Chapter 82 - Blogger

I kept a blog that became a reflection of my mind—chaotic, fragmented, yet brutally honest. It wasn’t just a collection of thoughts; it was a lifeline, a desperate attempt to make sense of a world that felt like it was crumbling around me. Writing was the only way I knew to process the noise in my head. Page after page, I poured out my fears, my suspicions, my heartbreak.
But the hardest part? It wasn’t writing those words; it was looking back at them later.
The blog grew with an intensity that mirrored my psychosis. Every entry was a snapshot of my spiralling thoughts, each one more fragmented than the last. I wrote about the people in the office next door, convinced they were part of some grand conspiracy. I dissected every lyric from the songs I heard, convinced they were messages meant for me. And I wrote about my belief that the world was watching me, that I was somehow the centre of this dark, twisted performance.

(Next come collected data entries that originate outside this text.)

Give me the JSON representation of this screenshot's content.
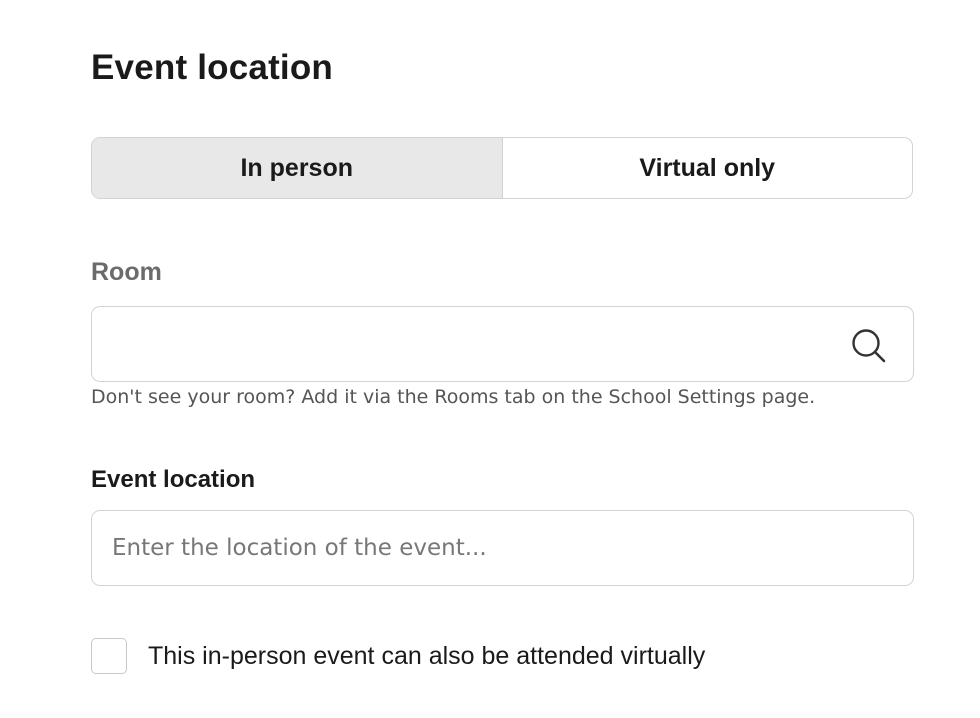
{
  "section": {
    "title": "Event location"
  },
  "location_type": {
    "options": [
      {
        "label": "In person",
        "selected": true
      },
      {
        "label": "Virtual only",
        "selected": false
      }
    ]
  },
  "room": {
    "label": "Room",
    "value": "",
    "help_text": "Don't see your room? Add it via the Rooms tab on the School Settings page.",
    "icon": "search-icon"
  },
  "event_location": {
    "label": "Event location",
    "value": "",
    "placeholder": "Enter the location of the event..."
  },
  "virtual_attendance": {
    "label": "This in-person event can also be attended virtually",
    "checked": false
  },
  "colors": {
    "selected_toggle_bg": "#e8e8e8",
    "border": "#d3d3d3",
    "muted_text": "#6b6b6b"
  }
}
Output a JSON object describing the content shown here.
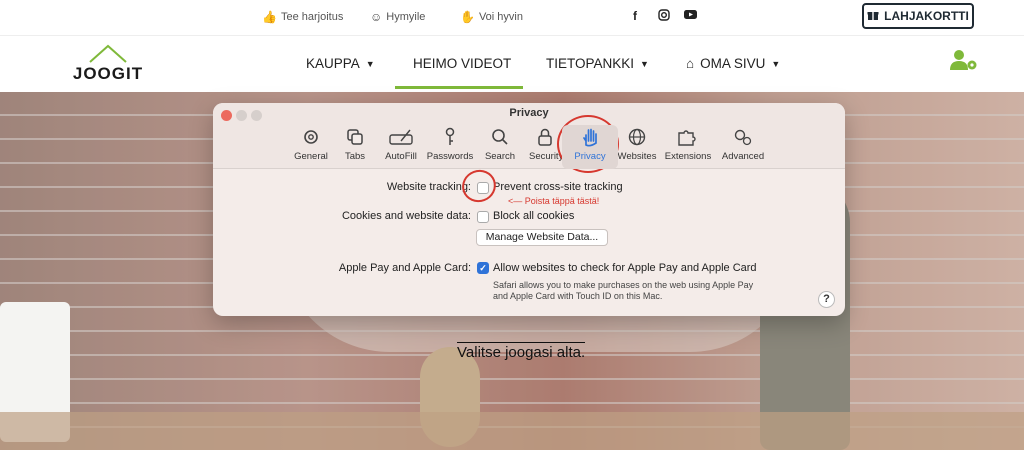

There were moments of clarity, too—fleeting glimpses where I begged the universe to just let me find peace, to stop the overwhelming noise. Those posts were the hardest to reread because they weren’t laced with delusion; they were raw, unfiltered pain.
And then there were the final entries, the ones I can barely bring myself to think about. They weren’t written for an audience—they were written for an ending. They were heartbreakingly practical, detailing what I thought would happen next, what I wanted to leave behind, and why I thought this was the only way out. I can’t read those posts without feeling the weight of just how close I came to letting go.
Looking back now, it’s almost surreal to think that blog exists—a real-time chronicle of my descent into psychosis. It’s 300,000 words of my darkest moments, captured in the kind of detail that only someone desperate to be understood could produce.
But here’s the thing: that blog will never see the light of day. Not because I’m ashamed of it—I’ve come to terms with what it represents—but because it’s mine. It’s a testament to what I survived, a reminder of how far I’ve come. Sharing it would feel like reopening wounds that have finally started to heal.
Still, I can’t deny its importance. In its own strange way, the blog saved me. Writing became an outlet, a way to cope when it felt like the walls were closing in. And now, even though it remains locked away, it stands as proof that I’ve lived through something that could have destroyed me.
It’s a strange feeling to carry something so deeply personal, so raw, knowing that no one else will ever see it. But maybe that’s okay. The blog isn’t a story for the world; it’s a story for me—a reminder that even in the darkest moments, there’s a part of you fighting to survive. Sometimes, that’s all you need to hold on.
Here’s a taste:
“Hello, it’s me from the afterlife. The stress on my brain was too much to handle. I had lost my job, my house and was riddled with debt. I had decided that I was going to take my life after quickly coming out of my psychosis.
I wrote a few suicide notes and ventured off into London to find somewhere to do it. I was so dead set on it that failure was not an option. First I looked for some high roofs but they were all protected. It was getting late, I sent some final messages, turned my phone off and jumped in front of a tube train.”